Non a caso, credo, Wangari ha coinvolto le donne africane nelle sue lotte. Forti della loro disperazione e del legame che le unisce ai loro figli, stretti ai loro fianchi, queste donne hanno lottato insieme a lei per non lasciarla sola nella sua battaglia contro lo sfruttamento senza scrupoli dell’ambiente, contro il ‘collasso’ dei diritti umani che lascia l’Africa senza forze.
Per Roma l’Africa è qui. Non solo perché la sua gente vive tra noi, ed è la nostra gente, ma perché Roma non può e non vuole lasciare l’Africa sola.

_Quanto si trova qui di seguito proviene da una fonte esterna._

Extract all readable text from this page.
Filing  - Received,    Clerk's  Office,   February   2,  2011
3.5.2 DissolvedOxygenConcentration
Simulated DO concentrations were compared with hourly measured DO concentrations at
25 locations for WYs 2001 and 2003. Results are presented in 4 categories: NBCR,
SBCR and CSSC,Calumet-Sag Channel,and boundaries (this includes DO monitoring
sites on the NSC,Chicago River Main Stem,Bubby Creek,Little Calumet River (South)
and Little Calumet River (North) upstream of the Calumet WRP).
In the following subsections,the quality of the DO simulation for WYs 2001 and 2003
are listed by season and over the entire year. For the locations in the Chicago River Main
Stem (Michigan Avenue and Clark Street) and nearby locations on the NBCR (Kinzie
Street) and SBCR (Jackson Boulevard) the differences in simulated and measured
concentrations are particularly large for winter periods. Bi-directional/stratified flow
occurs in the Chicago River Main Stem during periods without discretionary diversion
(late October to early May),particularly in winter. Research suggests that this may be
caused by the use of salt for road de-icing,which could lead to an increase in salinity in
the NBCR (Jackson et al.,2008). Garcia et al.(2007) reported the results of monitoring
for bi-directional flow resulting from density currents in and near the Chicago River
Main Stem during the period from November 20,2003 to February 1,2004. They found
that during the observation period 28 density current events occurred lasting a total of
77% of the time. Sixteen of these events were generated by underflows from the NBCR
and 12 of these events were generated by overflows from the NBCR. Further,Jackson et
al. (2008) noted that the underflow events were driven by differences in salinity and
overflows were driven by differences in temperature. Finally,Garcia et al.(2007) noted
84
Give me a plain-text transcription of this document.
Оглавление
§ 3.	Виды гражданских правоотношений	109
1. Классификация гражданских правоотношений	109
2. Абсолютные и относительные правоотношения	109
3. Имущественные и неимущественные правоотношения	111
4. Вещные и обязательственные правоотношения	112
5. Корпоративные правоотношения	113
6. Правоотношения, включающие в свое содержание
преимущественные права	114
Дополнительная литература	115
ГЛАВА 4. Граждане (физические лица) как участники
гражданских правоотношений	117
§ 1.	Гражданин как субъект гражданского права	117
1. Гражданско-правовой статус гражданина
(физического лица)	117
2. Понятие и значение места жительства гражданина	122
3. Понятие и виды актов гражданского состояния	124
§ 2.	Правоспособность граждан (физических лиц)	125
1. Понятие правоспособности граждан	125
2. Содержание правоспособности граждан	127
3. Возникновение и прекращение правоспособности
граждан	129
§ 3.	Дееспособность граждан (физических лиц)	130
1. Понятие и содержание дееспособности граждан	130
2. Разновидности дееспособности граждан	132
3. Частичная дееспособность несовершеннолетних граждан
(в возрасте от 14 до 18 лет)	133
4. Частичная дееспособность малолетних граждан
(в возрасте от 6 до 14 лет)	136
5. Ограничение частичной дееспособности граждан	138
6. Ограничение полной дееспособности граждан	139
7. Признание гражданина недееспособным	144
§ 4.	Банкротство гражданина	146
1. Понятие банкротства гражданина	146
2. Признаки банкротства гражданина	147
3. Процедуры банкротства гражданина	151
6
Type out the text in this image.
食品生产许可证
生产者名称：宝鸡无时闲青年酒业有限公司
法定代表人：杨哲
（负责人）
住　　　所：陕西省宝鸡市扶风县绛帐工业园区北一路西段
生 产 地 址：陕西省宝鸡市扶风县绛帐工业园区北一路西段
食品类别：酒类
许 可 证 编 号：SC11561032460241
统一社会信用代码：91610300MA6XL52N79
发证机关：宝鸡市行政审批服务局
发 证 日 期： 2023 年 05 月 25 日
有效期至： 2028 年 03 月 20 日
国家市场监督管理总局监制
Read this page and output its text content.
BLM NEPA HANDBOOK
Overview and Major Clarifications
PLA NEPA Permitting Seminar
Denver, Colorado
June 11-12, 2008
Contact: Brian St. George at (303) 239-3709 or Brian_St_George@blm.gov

Anche per questa ragione, ma non solo, ringrazio Noidonne per aver dedicato la copertina a questa grande donna di pace e per avermi chiesto di scrivere un articolo su lei, sull’Africa, su noi. L’ho fatto davvero molto volentieri, non solo per parlare di tutto questo, seppure brevemente, ma per tutta una serie di ragioni che riguardano la rivista. Tra queste la più personale è legata ai miei ricordi di ragazzo che non dimentica come questo giornale girasse – e vorrei riuscire a dare il senso di quel passaggio continuo, usando questo verbo - tra le mie coetanee, per le quali era diventato uno dei simboli di tutto ciò in cui credevano e di tutto ciò che volevano. E chi, tra noi ragazzi, tentava di capire che cosa stesse succedendo in quel mondo che ci sfuggiva di mano, provava a farlo anche leggendo quelle pagine. Una ragione più attuale è che Noidonne quest’anno compie sessant’anni e quel gruppo di donne che, orgogliosamente, continua il lavoro iniziato da altre donne tanti anni fa, lo fa perché sa che, tutti noi, abbiamo ancora bisogno di leggere le loro parole. E le parole di tutte le donne del mondo.